Warning: Expect no definitive answers. The greatest philosophers in history have
struggled with this question. What do
you want from me?
Someone told me about this.
You may be already aware of it.
When two sports teams compete in a championship event, in
order for the commemorative championship t-shirts (among other cherished paraphernalia
destined for the “Giveaway Pile”) to be available for immediate purchase, the
manufacturers have to print up championship t-shirts for both teams before the game. (Meaning,
before the game’s outcome has been determined.)
When the game is over, the t-shirts of the champions are offered
immediately for sale. The “Championship”
t-shirts of the losing team, on the
other hand, are apparently donated to charity, landing in Africa where they are
distributed to impoverished citizenry lacking adequate clothing.
As a result, there are people – a lot of them, possibly – walking
around Africa, believing that the New
York Mets won the 2015 World Series
(the Kansas City Royals actually won it) and that the Carolina Panthers won Super Bowl 50 (Nope, it was the Denver Broncos.)
Think about that. I
know there’s Google and blah and whatever. But say they these folks don’t have access to
Google and blah and whatever. Africans are walking around wearing
demonstrable proof that the Mets and Panthers won their respective
championships, oblivious to the fact that the t-shirts that are telling them so
are wrong.
Imagine an African youngster, identifying a baseball team
with perhaps the first mint-condition t-shirt they has ever owned, bragging
with typical fan-like enthusiasm that the Mets
won the 2015 World Series.
A companion contests that assertion. The neophyte Mets fan barks, “Wait here!”
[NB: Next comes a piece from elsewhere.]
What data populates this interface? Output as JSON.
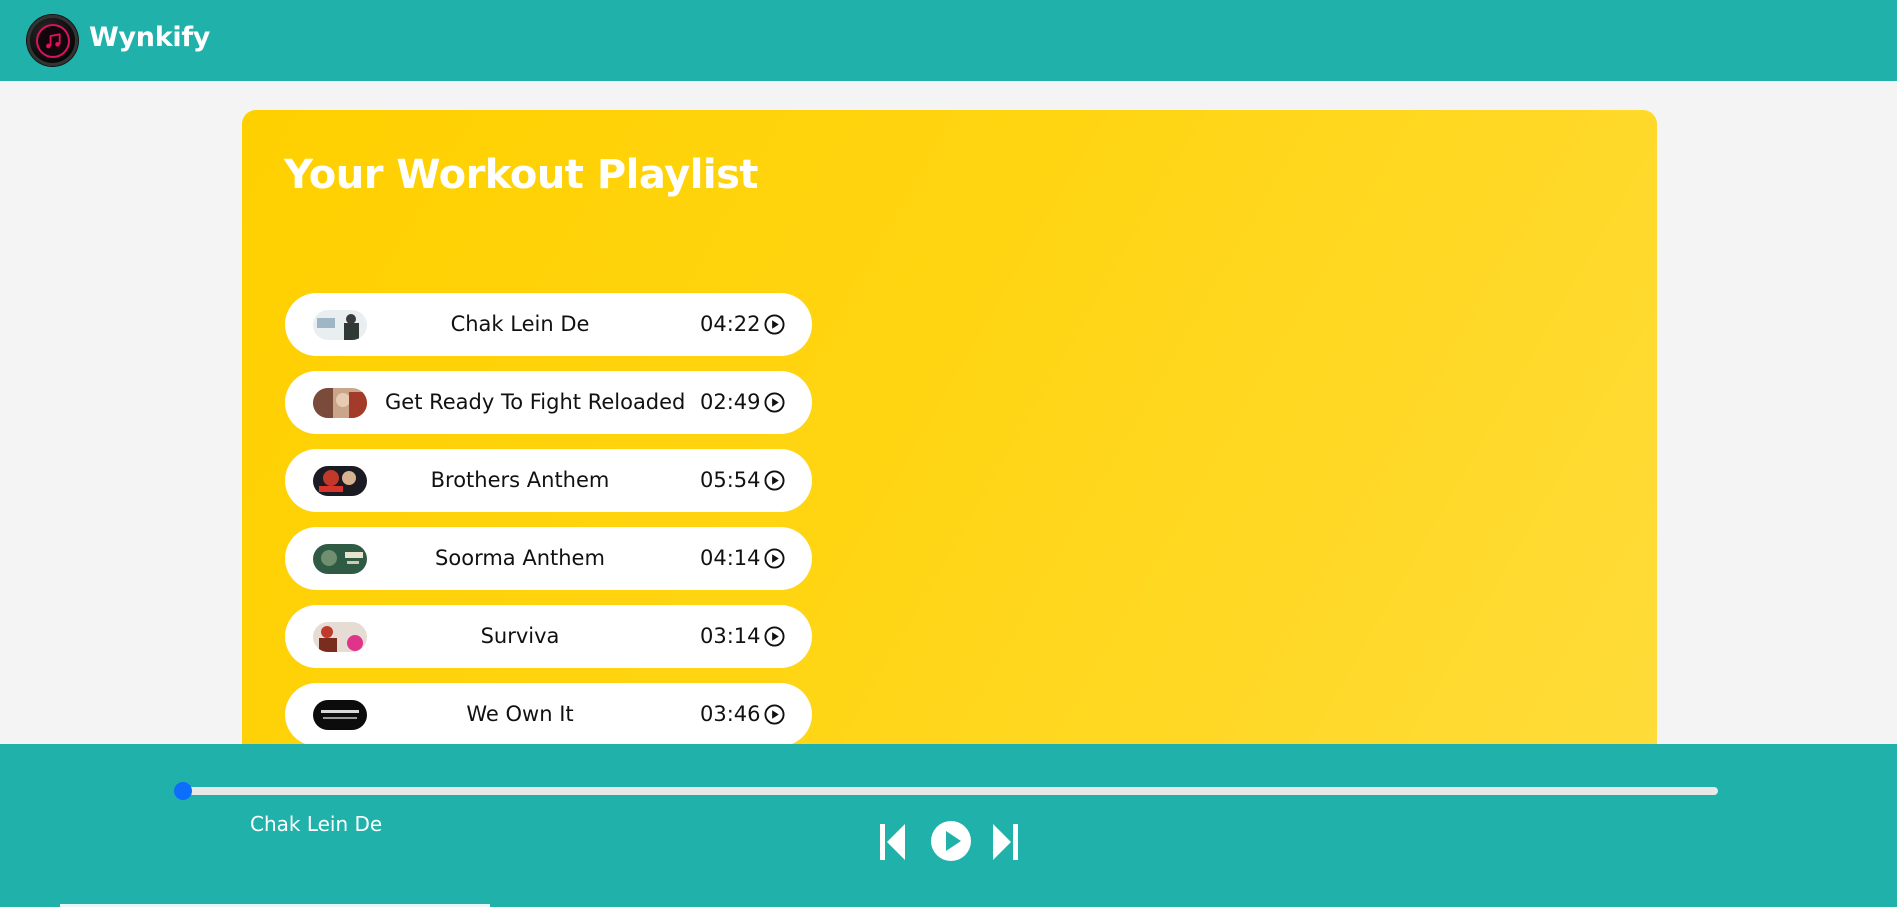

They race into their bedroom and they return with the t-shirt:
“2015 World Series
Champions – The New York Mets.”
Case closed.
The argument is unequivocally over. What’s possible rebuttal could be offered?
“They lied on your t-shirt”?
It sounds crazy. Who
tells a lie on casual sportswear?
The assertion is now disseminated truth. The Mets
won the 2015 World Series.
Because t-shirts don’t lie.
Although in this case,
They do.
Consider now, instead of factual evidence emblazoned on
donated active wear turning out to be wrong, that are debatable and uncertain,
issues of conjecture or opinion, matters in factual dispute, examples of which
are too numerous – Read: tedious – to mention.
And also beside the point.
Because the question today is not
“Who’s right?”
The question today is “How do you know what you know?” And can it unquestioningly be trusted?
Think of the lifetime accumulation of “certainties” filling
up your head. How did they originally come
to you? And how did you come to determine
they were “certainties”?
“My Dad (Mom, Grandpa, Grandma) told me.” “My teacher (professor, Spiritual Advisor, or, as an African-American personal assistant of mine once described when she was a kid, a white man) said so.”
“I read it in a book (a newspaper or magazine, I saw it on
the internet – Yikes!)” “A guy I know
laid it on me and said if I didn’t believe him, he would punch me in the
face.” (Communications of “certainty”
not infrequently involve coercion.)
“Donald Trump said so and we know it’s true because he tells it like it is.”)
I am not here to dispute anyone’s beliefs. I have paralleling concerns for where my own beliefs came from? Considering all the information from all the
various, possibly unchallenged, sources – somebody told us something but how
exactly do they know? – those
thoughts, beliefs, and strongly held and often loudly expressed opinions that
came not from our own efforts and
experiments but from outside and are now an indelible conglomeration of who we
are… well…
When we say we are unique, original and freethinking
individuals…
What precisely are we talking
about?
I know for a certainty who won the last World Series and the Super
Bowl.
But barring verifiable factual evidence…
I don’t know
anything.
“Knowing you know nothing.”
Where did that come from?
Oh yeah, Socrates.
You see that?
Even my ignorance isn’t my own.
And while we’re at it,
What if the beliefs of the original “Know I know nothing” guy
Are as fallacious as an African t-shirt?